There are benefits to investing money now in hopes of a larger return in the future. These future earnings are possible because of interest payments received as an incentive for tying up money long-term. Knowing what these future earnings will be can help a business decide if the current investment is worth the long-term potential. Recall the future value (FV) as the value of an investment after a certain period of time. Future value considers the initial amount invested, the time period of earnings, and the earnings interest rate in the calculation. For example, a bank would consider the future value of a loan based on whether a long-time client meets a certain interest rate return when determining whether to approve the loan.

To determine future value, the bank would need some means to determine the future value of the loan. The bank could use formulas, future value tables, a financial calculator, or a spreadsheet application. The same is true for present value calculations. Due to the variety of calculators and spreadsheet applications, we will present the determination of both present and future values using tables. In many college courses today, these tables are used primarily because they are relatively simple to understand while demonstrating the material. For those who prefer formulas, the different formulas used to create each table are printed at the top of the corresponding table. In many finance classes, you will learn how to utilize the formulas. Regarding the use of a financial calculator, while all are similar, the user manual or a quick internet search will provide specific directions for each financial calculator. As for a spreadsheet application such as Microsoft Excel, there are some common formulas, shown in Table 11.2. In addition, Appendix C provides links to videos and tutorials on using specific aspects of Excel, such as future and present value techniques.

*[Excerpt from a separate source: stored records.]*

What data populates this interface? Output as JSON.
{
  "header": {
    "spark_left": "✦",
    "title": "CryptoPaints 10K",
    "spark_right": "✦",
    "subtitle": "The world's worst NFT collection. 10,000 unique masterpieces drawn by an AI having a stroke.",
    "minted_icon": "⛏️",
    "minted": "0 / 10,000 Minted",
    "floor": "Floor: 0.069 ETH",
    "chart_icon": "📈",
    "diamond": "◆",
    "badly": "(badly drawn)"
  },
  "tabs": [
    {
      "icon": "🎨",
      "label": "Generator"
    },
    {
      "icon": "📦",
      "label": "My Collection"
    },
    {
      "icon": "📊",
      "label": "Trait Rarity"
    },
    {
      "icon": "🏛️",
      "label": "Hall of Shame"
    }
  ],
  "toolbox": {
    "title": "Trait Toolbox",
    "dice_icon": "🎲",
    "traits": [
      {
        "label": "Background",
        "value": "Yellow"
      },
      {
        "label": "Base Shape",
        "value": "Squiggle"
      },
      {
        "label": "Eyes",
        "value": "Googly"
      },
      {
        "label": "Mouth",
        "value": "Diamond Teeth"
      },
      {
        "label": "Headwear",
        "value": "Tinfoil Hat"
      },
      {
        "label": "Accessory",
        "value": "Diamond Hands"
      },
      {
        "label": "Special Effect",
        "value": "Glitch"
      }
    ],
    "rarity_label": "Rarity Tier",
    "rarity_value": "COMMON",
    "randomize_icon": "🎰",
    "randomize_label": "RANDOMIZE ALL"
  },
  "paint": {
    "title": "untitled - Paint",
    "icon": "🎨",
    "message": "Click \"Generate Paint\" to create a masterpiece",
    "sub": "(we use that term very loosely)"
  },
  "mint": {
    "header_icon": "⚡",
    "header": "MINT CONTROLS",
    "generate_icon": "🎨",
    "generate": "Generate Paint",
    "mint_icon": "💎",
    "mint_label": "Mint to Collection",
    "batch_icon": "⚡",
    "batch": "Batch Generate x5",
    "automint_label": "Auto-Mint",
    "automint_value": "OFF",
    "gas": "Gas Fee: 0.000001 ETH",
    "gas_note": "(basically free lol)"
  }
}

Time Value of Money Tables

Future Value of $1

A lump sum payment is the present value of an investment when the return will occur at the end of the period in one installment. To determine this return, the Future Value of $1 table is used.

For example, you are saving for a vacation you plan to take in 6 years and want to know how much your initial savings will yield in the future. You decide to place $4,500 in an investment account now that yields an anticipated annual return of 8%. Looking at the FV table, n = 6 years, and i = 8%, which return a future value factor of 1.587. Multiplying this factor by the initial investment amount of $4,500 produces $7,141.50. This means your initial savings of $4,500 will be worth approximately $7,141.50 in 6 years.

Future Value of an Ordinary Annuity

An ordinary annuity is one in which the payments are made at the end of each period in equal installments. A future value ordinary annuity looks at the value of the current investment in the future, if periodic payments were made throughout the life of the series.

For example, you are saving for retirement and expect to contribute $10,000 per year for the next 15 years to a 401(k) retirement plan. The plan anticipates a periodic interest yield of 12%. How much would your investment be worth in the future meeting these criteria? In this case, you would use the Future Value of an Ordinary Annuity table. The relevant factor where n = 15 and i = 12% is 37.280. Multiplying the factor by the amount of the cash flow yields a future value of these installment savings of (37.280 × $10,000) $372,800. Therefore, you could expect your investment to be worth $372,800 at the end of 15 years, given the parameters.